Self-Protection: No matter how ‘non-toxic’ a plant-derived compound seems, caution beats regret every time.
Ecotoxicity: No significant issues identified for small-scale research; large discharges to water or soil should never be routine.
Persistence and Degradability: Likely degrades over time under sunlight and microbial action.
Bioaccumulation: Unlikely based on structure and low environmental persistence, but detailed bioaccumulation data stays scarce.
Good Practices: Never wash lab residues down the drain without assessing the batch size—collect and dispose as chemical waste.
Waste Handling: Treat as non-hazardous organic laboratory waste in most settings, but comply with regional disposal rules.
Container Disposal: Rinse containers thoroughly before discarding, and send to specialized chemical waste handlers if in doubt.
Lab Lowdown: Every university lab I’ve worked in collected all organics—no matter their perceived safety. Regulations trump opinion, every time.
UN Number: Not assigned for small quantites used in research.
Transport Hazard Class: Not regulated as a dangerous good for standard research shipments.
Packing Group: Not required.
Transportation Advice: Ship in well-sealed, labeled containers; avoid temperature extremes which can alter compound integrity.

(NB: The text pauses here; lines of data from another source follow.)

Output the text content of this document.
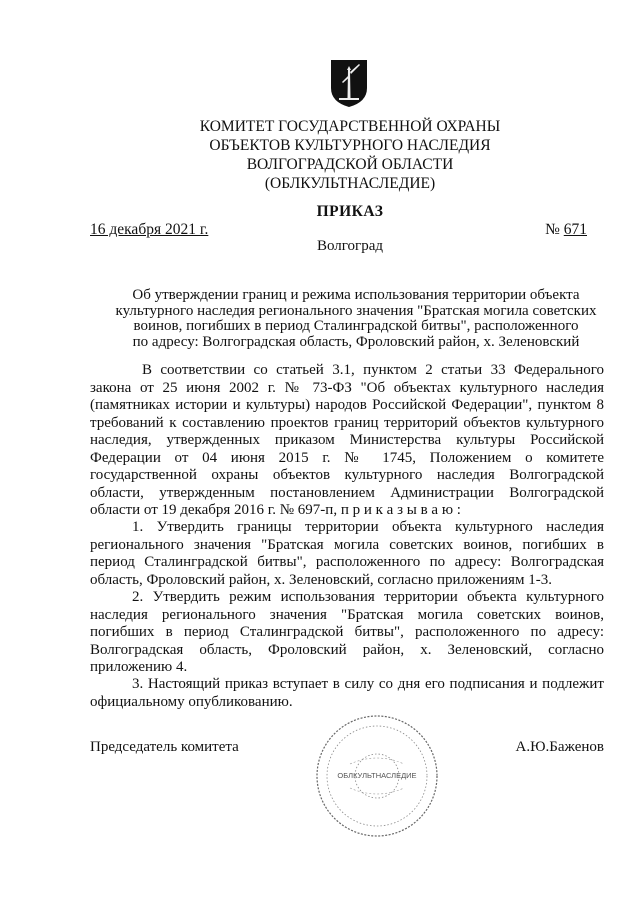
КОМИТЕТ ГОСУДАРСТВЕННОЙ ОХРАНЫ
ОБЪЕКТОВ КУЛЬТУРНОГО НАСЛЕДИЯ
ВОЛГОГРАДСКОЙ ОБЛАСТИ
(ОБЛКУЛЬТНАСЛЕДИЕ)
ПРИКАЗ
16 декабря 2021 г.	№ 671
Волгоград
Об утверждении границ и режима использования территории объекта
культурного наследия регионального значения "Братская могила советских
воинов, погибших в период Сталинградской битвы", расположенного
по адресу: Волгоградская область, Фроловский район, х. Зеленовский
В соответствии со статьей 3.1, пунктом 2 статьи 33 Федерального закона от 25 июня 2002 г. № 73-ФЗ "Об объектах культурного наследия (памятниках истории и культуры) народов Российской Федерации", пунктом 8 требований к составлению проектов границ территорий объектов культурного наследия, утвержденных приказом Министерства культуры Российской Федерации от 04 июня 2015 г. № 1745, Положением о комитете государственной охраны объектов культурного наследия Волгоградской области, утвержденным постановлением Администрации Волгоградской области от 19 декабря 2016 г. № 697-п, п р и к а з ы в а ю :
1. Утвердить границы территории объекта культурного наследия регионального значения "Братская могила советских воинов, погибших в период Сталинградской битвы", расположенного по адресу: Волгоградская область, Фроловский район, х. Зеленовский, согласно приложениям 1-3.
2. Утвердить режим использования территории объекта культурного наследия регионального значения "Братская могила советских воинов, погибших в период Сталинградской битвы", расположенного по адресу: Волгоградская область, Фроловский район, х. Зеленовский, согласно приложению 4.
3. Настоящий приказ вступает в силу со дня его подписания и подлежит официальному опубликованию.
Председатель комитета
ОБЛКУЛЬТНАСЛЕДИЕ
А.Ю.Баженов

Shipping: Academic courier services prefer double-containment and clear labeling; customs delays often come from unclear documentation even for benign compounds like chrysine.
Classification: Not a controlled or scheduled substance under most jurisdictions.
Local Laws: Each country sets its own reporting thresholds for new chemicals; researchers should check institutional guidelines.
Lab Policy: Even minor compounds need tracking—misplaced vials and unlabeled containers cause headaches when audits roll around.